While studying through Romans chapter 3 in our Sunday morning sermon yesterday, Pastor Pat reminds us what justification is and is not. I think many of us who have been a teacher or learner through any evangelical church has heard the phrase definition offered for the justification believers receive at salvation. The phrase I am referring to is justification = just as if I had never sinned. But when we provide this definition we are in fact selling short, and I mean way short, the righteousness of Christ in our justification. You see, when we are saved by God’s grace, we are declared righteous by God. The only way a righteous and just God can declare the sinner righteous is by imputing the righteousness of Christ on the sinner. In other words, the sinless and righteous life Christ lived for us on this earth was imputed, or attached to the sinner when by God’s grace he believes. That, my friend, is the only justification that satisfies a righteous God. So when we say that justification means that it’s as if we hadn’t sinned, that only gives us a clean slate and short sells the righteousness of Jesus Christ. But when we look at the correct meaning for righteous justification we again are focused on Christ and his righteousness and what he accomplished on the cross. Amen?
Soli Deo Gloria!
Divine Righteousness and the Cross (Romans 3:21-31)

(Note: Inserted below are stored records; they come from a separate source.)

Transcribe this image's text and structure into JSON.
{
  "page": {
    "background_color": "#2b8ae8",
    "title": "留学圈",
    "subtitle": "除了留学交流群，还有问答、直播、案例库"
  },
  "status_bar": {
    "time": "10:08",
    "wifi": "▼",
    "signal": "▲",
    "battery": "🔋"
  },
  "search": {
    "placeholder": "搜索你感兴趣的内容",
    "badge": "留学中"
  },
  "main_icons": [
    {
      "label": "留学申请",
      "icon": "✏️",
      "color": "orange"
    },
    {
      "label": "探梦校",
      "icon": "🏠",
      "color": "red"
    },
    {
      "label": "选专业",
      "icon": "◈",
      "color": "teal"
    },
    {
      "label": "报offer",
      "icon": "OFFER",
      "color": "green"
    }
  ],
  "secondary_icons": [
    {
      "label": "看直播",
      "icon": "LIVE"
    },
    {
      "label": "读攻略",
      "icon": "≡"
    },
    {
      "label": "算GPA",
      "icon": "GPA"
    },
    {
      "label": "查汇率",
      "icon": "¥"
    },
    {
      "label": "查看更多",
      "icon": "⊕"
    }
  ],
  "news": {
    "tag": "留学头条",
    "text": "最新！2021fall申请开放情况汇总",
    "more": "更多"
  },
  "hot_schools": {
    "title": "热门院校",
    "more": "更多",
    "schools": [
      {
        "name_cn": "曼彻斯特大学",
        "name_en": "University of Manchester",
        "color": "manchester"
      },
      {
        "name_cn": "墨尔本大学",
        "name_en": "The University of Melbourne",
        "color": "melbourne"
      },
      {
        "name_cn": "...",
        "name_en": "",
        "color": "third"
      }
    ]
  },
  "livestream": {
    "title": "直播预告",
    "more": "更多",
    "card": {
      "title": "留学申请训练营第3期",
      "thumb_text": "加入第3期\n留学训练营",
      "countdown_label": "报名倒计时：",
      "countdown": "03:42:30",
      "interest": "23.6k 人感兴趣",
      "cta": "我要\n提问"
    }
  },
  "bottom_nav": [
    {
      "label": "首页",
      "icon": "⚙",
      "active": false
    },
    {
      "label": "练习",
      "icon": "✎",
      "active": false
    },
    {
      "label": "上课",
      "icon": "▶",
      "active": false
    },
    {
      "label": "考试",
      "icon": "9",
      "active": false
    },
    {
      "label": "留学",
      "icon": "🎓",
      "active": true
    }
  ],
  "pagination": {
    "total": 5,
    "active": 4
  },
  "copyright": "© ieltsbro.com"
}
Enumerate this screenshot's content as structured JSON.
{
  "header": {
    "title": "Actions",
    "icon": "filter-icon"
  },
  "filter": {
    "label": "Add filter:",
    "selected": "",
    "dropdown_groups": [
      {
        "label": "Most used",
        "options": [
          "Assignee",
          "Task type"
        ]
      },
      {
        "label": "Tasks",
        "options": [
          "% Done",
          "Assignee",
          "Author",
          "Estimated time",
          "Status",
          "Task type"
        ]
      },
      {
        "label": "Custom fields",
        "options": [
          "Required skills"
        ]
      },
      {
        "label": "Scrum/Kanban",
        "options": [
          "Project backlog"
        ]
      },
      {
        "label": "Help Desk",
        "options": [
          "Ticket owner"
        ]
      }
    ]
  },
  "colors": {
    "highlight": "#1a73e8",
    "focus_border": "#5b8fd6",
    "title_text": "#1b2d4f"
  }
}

October 13, 2008 at 6:52 pm
Nathan W. Bingham
October 13, 2008 at 10:32 pm
The theological categories for this is the Active Obedience of Christ (His perfect, sinless life lived under the law) and the Passive Obedience of Christ (His suffering upon the cross).
When people preach the gospel they often only mention the Passive Obedience of Christ – but that’s only the half of it, and as you said, that “short sells the righteousness of Jesus Christ.”